11. PAYMENT DEFAULT:
a) In the event of Buyer making default in payment of breaching any other condition herein or going into liquidation (other than a voluntary liquidation for the purpose of amalgamation or reconstruction) or being declared bankrupt or compounding with its creditors, Seller shall become entitled to withhold its supply services or any outstanding delivery of goods and to determine its contract with the Buyer.
b) Additionally in the case of default in payment Seller shall be entitled to charge interest at the rate of 18 percent per annum on all unpaid monies: such interest to be calculated from the due date for payment to the date of actual payment thereof.

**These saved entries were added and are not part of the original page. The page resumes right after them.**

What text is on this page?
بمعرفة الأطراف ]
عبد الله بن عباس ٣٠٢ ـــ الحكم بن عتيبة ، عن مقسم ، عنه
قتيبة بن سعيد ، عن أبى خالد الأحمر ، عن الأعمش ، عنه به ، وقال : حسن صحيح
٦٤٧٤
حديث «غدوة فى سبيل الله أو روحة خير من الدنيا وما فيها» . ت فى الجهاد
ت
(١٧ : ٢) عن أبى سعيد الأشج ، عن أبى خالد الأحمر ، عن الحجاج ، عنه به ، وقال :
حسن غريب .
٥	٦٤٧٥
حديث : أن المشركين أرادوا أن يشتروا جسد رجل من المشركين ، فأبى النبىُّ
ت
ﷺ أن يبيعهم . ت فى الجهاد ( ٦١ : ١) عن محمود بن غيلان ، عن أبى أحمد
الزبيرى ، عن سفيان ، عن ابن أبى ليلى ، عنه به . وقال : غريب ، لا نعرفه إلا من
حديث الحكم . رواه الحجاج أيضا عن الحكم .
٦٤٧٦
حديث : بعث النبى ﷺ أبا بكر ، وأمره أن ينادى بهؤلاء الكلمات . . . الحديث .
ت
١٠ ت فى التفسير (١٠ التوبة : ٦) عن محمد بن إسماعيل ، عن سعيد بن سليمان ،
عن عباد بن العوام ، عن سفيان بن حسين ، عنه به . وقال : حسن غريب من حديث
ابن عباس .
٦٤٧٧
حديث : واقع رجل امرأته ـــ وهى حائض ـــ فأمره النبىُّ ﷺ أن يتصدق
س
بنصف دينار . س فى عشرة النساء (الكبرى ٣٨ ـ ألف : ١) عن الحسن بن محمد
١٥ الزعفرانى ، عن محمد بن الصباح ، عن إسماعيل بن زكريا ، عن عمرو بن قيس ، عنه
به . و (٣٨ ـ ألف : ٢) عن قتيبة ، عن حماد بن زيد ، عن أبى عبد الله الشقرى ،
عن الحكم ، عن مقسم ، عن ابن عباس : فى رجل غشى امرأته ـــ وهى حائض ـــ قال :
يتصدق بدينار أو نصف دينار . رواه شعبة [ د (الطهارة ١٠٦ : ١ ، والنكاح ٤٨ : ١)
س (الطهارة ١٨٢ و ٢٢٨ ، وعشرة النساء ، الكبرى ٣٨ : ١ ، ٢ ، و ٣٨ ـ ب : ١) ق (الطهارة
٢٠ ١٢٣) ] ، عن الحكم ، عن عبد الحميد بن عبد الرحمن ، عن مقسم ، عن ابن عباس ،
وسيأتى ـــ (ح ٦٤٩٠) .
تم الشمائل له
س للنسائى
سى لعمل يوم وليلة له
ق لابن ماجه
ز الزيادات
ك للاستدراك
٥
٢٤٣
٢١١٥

c) Buyer shall be liable for the costs of all stamp duties, solicitor's fees, process services costs and other disbursements incurred by Seller to recover monies owing by Buyer.
12. CUSTOM PART / SCHEDULED ORDERS
Once purchase order is confirmed, custom made parts cannot be cancelled. Any scheduled order cancellations must be made in writing to the company (4) weeks prior to scheduled delivery date.
The Company reserves the right not to cancel any deliveries.  All order cancellations (if approved by company), are subject to 80 % re-stocking fee of the nett value of the goods ordered and confirmed.
13. CONTRACTS
Shall be interpreted in accordance with and governed by the laws of the State of NSW and the parties hereby subject themselves to the jurisdiction of New South Wales courts and courts with appellate jurisdiction there from.
Contracts are only entered into subject to the foregoing conditions of sale. Unless expressly accepted by the Seller in writing any terms and conditions of the customers which conflict with, or in any respect qualify, or negate these conditions shall be deemed to be inapplicable.
14. CLAIMS
No claims will be allowed unless made within 7 days of delivery. No goods accepted for return unless previously discussed and accompanied by a written request for credit.
15. PRICE
a) Unless otherwise stated in writing the price of the Goods shall be the price ruling at the date of delivery.
b) The Seller shall be entitled to adjust the selling price of the goods, with suitable notice to the purchaser prior to the delivery of Goods, in the event of and to take account of any increase in the cost of any of the following items that affect the agreed selling price of the goods.
i) The suppliers price to the Seller;
ii) Freight, including cost of over carriage;
iii) Insurance;
iv) Exchange rates;
v) Quarantine, customs or port charges; and Duty, charge or levy in respect of the import of goods or charges in the classification or value of goods for customs purposes.
  All amounts expressed or described by the Seller are GST exclusive amounts. If any GST (within the meaning of the A New Tax System (Goods and Services Tax) Act 1999 as amended from time to time, ‘GST’) is payable by the Seller in respect of the supply of any goods or services or any other things to the purchaser, then the amount expressed or described in the invoice (‘Original Amount’) is to be increased so that the Seller receives and amount (‘Increased Amount’) which, after subtracting the GST liability of the Seller on that increased amount, results in the Seller retaining the original amount after payment of that GST liability. The Seller will do all things reasonably available to it to minimise any increase in any Original Amount under this clause, and will do all things reasonably available to it to assist the Purchaser to claim on a timely basis any input tax credits (if any) the Purchaser may be entitled to claim for any acquisition of goods, services, or any other thing from the Seller. This includes the Seller maintaining its registered status for GST purposes, and issuing tax invoices for supplies made on a timely basis as reasonably requested by the Purchaser.